Thu 26 Jul 2012
Comments Off on Analytics and student learning states
Day 2 of the Edusprint on Analytics was devoted to the impact analytics can have on learning and teaching. Marsha Lovett from Carnegie Mellon presented an interesting approach to derive meaningful inferences from analytics about students’ learning states.
To start with in a quick poll, participants (of whom most declared themselves IT professionals) showed a clear preference toward intuitive judgements being made for measuring student performance and progress. 59% of some 300 spontaneous respondents said they evaluate how their course is going by the “feel”.

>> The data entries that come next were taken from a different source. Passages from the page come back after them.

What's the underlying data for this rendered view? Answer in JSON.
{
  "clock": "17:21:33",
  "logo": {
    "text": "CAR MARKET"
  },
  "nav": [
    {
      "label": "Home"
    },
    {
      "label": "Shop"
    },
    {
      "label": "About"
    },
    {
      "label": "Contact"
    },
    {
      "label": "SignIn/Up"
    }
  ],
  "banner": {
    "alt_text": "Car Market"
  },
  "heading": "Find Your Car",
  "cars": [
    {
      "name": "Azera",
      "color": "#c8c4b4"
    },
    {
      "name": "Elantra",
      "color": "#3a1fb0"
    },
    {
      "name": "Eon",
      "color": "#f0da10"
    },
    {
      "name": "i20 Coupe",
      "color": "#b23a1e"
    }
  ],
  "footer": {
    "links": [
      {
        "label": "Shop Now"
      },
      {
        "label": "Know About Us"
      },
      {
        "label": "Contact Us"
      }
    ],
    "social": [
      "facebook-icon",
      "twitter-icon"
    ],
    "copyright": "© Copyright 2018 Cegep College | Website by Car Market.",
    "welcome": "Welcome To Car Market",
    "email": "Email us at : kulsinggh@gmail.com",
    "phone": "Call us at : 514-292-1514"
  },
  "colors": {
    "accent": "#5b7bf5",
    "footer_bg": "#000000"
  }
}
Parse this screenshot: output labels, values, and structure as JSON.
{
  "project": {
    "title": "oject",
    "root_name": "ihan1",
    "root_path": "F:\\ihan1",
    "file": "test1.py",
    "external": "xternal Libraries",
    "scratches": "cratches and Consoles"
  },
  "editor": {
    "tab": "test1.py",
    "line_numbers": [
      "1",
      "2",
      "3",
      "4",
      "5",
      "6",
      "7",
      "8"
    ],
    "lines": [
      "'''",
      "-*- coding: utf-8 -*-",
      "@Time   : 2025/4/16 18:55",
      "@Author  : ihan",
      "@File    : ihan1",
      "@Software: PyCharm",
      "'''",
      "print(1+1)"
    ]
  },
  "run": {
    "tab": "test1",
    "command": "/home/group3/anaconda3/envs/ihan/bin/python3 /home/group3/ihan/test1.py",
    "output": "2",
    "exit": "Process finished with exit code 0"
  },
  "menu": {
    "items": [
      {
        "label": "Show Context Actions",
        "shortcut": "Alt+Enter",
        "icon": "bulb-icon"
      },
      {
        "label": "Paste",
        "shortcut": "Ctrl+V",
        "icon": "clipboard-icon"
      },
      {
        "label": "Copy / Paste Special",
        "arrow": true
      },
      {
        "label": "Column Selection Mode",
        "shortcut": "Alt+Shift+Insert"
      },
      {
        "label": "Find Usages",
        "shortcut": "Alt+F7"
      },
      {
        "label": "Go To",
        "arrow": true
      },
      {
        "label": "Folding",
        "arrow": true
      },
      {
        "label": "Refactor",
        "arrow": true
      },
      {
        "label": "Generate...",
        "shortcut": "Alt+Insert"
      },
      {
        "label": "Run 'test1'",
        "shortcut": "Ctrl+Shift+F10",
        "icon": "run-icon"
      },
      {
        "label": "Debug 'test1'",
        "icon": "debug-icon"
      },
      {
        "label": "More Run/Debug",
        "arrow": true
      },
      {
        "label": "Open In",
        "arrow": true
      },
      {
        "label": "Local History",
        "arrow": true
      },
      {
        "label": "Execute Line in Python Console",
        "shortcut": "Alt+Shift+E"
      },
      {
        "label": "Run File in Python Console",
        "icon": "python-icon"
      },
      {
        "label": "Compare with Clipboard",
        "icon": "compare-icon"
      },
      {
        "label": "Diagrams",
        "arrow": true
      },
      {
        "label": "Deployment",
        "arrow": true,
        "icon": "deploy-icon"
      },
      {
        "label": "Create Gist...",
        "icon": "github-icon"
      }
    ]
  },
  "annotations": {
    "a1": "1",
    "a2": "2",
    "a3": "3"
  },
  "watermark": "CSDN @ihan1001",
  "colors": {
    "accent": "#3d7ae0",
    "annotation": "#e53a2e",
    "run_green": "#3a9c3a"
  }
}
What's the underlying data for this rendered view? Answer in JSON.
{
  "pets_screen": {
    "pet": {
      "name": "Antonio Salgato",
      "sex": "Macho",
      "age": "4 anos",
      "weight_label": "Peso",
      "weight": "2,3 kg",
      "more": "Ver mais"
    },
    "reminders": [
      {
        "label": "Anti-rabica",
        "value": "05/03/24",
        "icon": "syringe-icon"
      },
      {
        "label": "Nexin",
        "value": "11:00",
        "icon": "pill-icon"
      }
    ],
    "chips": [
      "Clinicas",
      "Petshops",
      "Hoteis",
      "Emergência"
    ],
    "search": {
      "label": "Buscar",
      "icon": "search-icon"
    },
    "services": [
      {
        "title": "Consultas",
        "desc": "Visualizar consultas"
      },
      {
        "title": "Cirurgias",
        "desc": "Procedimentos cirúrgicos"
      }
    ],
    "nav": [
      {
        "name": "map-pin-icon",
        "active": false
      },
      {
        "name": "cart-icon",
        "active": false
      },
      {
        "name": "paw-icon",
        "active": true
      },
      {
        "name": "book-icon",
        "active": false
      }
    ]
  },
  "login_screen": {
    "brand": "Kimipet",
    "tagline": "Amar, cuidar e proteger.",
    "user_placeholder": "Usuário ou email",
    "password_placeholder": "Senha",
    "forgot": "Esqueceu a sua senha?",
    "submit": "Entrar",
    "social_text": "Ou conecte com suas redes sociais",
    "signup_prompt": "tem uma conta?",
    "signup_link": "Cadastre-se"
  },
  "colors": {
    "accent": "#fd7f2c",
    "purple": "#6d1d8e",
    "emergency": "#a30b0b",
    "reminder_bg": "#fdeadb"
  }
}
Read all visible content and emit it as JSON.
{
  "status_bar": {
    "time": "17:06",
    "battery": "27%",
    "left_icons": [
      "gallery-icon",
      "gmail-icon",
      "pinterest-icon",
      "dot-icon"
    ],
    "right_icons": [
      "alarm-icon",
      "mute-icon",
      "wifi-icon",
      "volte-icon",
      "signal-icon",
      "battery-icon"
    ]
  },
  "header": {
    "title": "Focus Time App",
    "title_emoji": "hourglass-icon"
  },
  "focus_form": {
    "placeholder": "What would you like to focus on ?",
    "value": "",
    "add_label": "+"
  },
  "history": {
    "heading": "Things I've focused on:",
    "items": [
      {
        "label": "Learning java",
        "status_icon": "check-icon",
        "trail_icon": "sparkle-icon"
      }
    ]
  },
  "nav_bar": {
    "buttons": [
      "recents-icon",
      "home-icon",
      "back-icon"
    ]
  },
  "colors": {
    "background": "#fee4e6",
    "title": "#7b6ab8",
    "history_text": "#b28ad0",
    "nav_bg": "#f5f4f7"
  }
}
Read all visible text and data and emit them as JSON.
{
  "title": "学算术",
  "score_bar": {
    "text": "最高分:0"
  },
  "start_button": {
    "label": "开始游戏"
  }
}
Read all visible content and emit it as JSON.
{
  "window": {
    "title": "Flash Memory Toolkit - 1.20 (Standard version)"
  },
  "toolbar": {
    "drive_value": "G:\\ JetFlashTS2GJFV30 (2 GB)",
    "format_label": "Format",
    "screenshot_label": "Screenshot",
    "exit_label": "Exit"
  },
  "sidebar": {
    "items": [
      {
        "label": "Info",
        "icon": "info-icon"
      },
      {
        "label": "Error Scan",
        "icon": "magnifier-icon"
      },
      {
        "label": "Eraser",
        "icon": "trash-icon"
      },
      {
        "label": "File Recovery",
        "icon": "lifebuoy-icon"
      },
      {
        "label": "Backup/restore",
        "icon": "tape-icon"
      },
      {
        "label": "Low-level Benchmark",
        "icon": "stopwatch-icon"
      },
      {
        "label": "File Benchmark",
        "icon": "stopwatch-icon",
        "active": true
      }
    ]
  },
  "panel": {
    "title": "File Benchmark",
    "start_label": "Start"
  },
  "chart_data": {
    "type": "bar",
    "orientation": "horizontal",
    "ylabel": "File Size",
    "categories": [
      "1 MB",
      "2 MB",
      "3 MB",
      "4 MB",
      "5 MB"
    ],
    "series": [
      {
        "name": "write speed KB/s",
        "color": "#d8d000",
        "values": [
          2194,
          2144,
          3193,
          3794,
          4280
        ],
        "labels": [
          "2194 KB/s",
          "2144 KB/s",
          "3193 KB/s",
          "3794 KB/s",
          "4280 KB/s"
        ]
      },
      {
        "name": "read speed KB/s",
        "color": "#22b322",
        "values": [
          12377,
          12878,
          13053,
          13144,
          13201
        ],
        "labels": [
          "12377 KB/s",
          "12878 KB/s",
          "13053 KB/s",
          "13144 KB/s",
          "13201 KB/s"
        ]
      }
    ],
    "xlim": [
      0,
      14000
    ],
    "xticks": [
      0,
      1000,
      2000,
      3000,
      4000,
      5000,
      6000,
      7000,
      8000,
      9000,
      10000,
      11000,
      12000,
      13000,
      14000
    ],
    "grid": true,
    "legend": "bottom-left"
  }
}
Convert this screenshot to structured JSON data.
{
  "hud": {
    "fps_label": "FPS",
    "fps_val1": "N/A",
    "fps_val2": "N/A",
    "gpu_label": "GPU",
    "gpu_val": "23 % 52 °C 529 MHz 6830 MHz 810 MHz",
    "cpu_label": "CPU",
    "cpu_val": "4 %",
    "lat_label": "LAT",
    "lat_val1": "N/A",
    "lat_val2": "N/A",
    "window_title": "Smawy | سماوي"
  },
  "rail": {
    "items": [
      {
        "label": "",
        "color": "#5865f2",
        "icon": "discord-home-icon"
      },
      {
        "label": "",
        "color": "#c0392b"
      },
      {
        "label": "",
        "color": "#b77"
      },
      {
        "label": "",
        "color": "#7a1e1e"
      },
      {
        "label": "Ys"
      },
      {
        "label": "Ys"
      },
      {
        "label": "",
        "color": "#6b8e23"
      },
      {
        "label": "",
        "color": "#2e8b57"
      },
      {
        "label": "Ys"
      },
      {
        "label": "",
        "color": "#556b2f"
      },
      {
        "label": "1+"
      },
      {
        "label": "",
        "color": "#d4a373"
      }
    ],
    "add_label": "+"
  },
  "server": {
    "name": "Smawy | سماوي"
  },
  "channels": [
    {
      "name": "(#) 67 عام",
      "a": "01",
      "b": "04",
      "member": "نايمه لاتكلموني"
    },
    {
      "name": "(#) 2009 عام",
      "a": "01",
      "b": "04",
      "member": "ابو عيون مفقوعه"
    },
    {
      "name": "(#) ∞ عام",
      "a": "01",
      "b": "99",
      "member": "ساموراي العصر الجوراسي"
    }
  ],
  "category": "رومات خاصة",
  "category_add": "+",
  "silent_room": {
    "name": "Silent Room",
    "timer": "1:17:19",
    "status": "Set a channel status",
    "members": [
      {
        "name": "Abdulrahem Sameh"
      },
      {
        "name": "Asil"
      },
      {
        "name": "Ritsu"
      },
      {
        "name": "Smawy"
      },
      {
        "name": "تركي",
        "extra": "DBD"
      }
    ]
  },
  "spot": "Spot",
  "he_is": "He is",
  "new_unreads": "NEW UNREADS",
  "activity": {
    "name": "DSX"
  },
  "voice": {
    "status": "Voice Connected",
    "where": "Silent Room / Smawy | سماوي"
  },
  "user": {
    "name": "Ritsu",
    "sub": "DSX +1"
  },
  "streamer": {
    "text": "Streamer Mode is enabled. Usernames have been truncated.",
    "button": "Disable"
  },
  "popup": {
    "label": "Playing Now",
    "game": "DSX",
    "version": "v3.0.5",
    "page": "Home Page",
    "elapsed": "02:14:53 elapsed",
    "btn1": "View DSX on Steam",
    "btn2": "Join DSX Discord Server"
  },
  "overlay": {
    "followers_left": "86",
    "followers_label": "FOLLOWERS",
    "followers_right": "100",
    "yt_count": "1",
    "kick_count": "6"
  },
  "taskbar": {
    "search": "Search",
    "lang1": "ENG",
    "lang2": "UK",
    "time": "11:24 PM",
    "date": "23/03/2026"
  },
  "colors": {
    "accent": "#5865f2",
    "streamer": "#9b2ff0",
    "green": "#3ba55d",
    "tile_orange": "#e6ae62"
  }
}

Carnegie Mellon have attempted to move beyond this in interesting ways, and with consideration of cognitive learning theories. Their base assumption is that learning is skills specific and that students draw on their skills to carry out instructional activities. On this they built a quantitative model of skilled learning, by also assuming that frequent practice leads to better skills. Through this, one can get better and deeper insights into the learning state of a student than by just looking at raw performance data, such as test scores or attendance. Unfortunately, Marsha did not explain how the digital actions of students (e.g. clicking on a resource) are translated into these skills, but still, the thought model looked pretty convincing.
When a student does some digital learning, the interactions are analysed and computed into an inferred student state, which, if I understand correctly, identifies the learning skills in use, and compares them to an expected state. This is presented to the student and instructor in a dashboard. The dashboard displays key aspects of the student’s learning state and also gives some recommendations.
What I liked about the presentation was the mention of analytics needing to be actionable. This is close to my thoughts encapsulated in the Learning Analytics framework. It leads to the question: are the dashboard displays of learning skills intelligible to students and teachers in determining their next action?
The general idea that I see represented here is similar to what some of my colleagues work on, that is using dashboard displays as reflection amplifiers that make people consider their position and perhaps change direction or efforts. Another thing that is reasonably clear is that comparative info about similar students performance gives more room to reflect than just one’s own data.
An important point raised by the audience was in how much learning analytics takes web clicks as proxies for learning. The response to this is that we need to look beyond simple clicking behaviour. Students perform linked actions and we need to perceive them contextually as patterns of learning and action sequences.